Seperti yang kita tahu, lagu nasional hanya didengar saat upacara, acara-acara
kebangsaan dan hari-hari nasional. Pemuda ini ingin mengubah presepsi bahwa lagu
nasional adalah lagu yang indah untuk dinikmati dan masuk playlist anak milenial sehingga
dapat sejajar dengan lagu-lagu barat. Bukan itu saja keinginannya, tak hanya senang untuk
dinikmati karya-karyanya melainkan dapat tersampaikan pesan sehingga dapat membuat
para audience merinding mendengarnya.
Sempat ia berpikir bahwa ia ingin difasilitasi oleh seseorang untuk memenuhi segala
keinginan dan kebutuhannya dalam berkarya, tapi sampai saat itu belum ada orang yang
percaya. Akhirnya, ia mengatakan bahwa dirinyalah yang harus menciptakan orang
tersebut pada dunianya sendiri.
Maka dari itu ia bertekad untuk mempunyai seluruh kebutuhan yang didasari
bakatnya secara kompleks. Hingga saat ini, untuk membuat lagu tanpa label produksi itu
adalah suatu kemerdekaan baginya.
Project Asian Games sampai saat ini menjadi salah satu karya terbaiknya. Ini
merupakan project independen tidak dibayar dari pihak manapun, hanya sekedar untuk
ikut memeriahkan. Kunci dari semuanya adalah menjadi peran utama tidak cukup, tapi kita
harus menciptakan peran itu sendiri. Baginya aktor utama dalam sebuah film adalah
sutradara, karena sutradaralah yang menggerakkan jalannya sebuah film.
Dan pada akhirnya project Asian Games miliknya berhasil dikenal di berbagai negara.
Pada project itu, ia memperkenalkan alam Indonesia yang begitu indah dipadu dengan
alunan-alunan musik gamelan ciri khas Nusantara. “Generasi milenial jangan hanya
menjadi generasi menunggu tapi jadilah generasi mencipta”, ujarnya.
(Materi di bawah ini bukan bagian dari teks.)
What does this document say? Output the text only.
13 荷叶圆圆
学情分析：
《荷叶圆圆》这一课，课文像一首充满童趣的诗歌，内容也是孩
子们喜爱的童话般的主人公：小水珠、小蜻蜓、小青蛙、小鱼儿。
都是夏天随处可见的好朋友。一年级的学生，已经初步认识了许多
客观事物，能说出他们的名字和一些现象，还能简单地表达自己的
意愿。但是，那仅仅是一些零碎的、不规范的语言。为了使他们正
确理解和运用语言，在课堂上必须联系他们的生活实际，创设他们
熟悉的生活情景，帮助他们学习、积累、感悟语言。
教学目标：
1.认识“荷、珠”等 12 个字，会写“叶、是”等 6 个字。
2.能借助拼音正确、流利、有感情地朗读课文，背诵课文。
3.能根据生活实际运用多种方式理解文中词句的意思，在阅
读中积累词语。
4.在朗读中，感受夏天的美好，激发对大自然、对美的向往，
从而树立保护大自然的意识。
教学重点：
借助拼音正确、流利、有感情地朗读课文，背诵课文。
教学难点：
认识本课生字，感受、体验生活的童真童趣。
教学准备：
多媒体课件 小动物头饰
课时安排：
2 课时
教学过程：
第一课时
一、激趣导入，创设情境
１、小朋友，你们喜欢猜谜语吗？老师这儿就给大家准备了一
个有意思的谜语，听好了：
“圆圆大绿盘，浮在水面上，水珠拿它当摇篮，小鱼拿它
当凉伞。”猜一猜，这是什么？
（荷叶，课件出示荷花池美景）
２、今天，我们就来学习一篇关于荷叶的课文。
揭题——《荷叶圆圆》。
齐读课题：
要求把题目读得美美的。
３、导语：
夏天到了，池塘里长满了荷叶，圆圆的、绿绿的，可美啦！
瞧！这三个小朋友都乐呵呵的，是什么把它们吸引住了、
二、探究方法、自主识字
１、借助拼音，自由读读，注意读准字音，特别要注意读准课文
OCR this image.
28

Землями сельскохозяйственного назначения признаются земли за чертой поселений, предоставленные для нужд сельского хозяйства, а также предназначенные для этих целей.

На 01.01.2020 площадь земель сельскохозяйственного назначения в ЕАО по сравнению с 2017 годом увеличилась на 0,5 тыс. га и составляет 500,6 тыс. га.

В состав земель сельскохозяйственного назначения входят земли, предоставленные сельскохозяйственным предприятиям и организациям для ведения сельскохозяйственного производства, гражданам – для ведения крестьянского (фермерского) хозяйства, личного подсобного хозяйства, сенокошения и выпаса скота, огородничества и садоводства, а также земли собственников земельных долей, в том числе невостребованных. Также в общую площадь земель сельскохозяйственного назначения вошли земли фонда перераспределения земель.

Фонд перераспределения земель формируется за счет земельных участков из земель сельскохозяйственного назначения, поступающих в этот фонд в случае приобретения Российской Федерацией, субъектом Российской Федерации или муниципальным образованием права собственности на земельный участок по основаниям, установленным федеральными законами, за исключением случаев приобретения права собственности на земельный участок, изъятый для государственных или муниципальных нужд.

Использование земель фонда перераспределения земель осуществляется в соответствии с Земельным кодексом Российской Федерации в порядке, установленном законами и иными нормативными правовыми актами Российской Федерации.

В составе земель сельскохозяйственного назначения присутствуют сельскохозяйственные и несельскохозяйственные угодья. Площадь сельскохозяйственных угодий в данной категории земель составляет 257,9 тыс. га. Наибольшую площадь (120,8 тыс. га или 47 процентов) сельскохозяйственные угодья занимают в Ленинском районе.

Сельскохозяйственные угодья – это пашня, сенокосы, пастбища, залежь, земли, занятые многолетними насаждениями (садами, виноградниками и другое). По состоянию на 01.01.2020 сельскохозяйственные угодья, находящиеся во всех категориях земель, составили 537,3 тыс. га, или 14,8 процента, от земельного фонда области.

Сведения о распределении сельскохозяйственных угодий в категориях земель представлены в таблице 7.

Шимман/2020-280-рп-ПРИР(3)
Untuk menghasilkan karya yang sangat hebat itu, ia mengaku biaya produksinya
tidaklah kecil. Meskipun begitu, karya baginya adalah sebuah investasi.
Untuk menunjang finansial atas karya-karya yang ia ciptakan, ia menjual apa yang ia
bisa lakukan. Misal menjadi orang dibalik layar atas project-project tawaran seperti kabin
Garuda Indonesia, dan masih banyak lainnya. Ia mengatakan bahwa banyaknya uang uang
ia miliki tidak akan ia diamkan, melainkan akan diubah kebentuk alat-alat yang dapat
menjunjang kualitas karyanya. “Berinvesatsi jauh lebih baik dari pada menabung”,
tuturnya.
Sebenarnya jiwa nasionalisme telah menjadi tanggung jawab dalam dirinya sejak ia
dipanggil ke London dalam acara Indonesian Weekend yang di adakan di Kedutaan Besar
Republik Indonesia. Kehadirannya dalam acara tersebut karena karyanya yang bisa
mengkolaborasikan budaya ethnic dengan EDM. Menduniakan Indonesia menjadi tujuan
terbesarnya, dengan fokus terhadap karya mengaransemen lagu. Memadukan musik
tradisional yang menjadi aset bangsa Indonesia ke musik EDM agar lebih universal.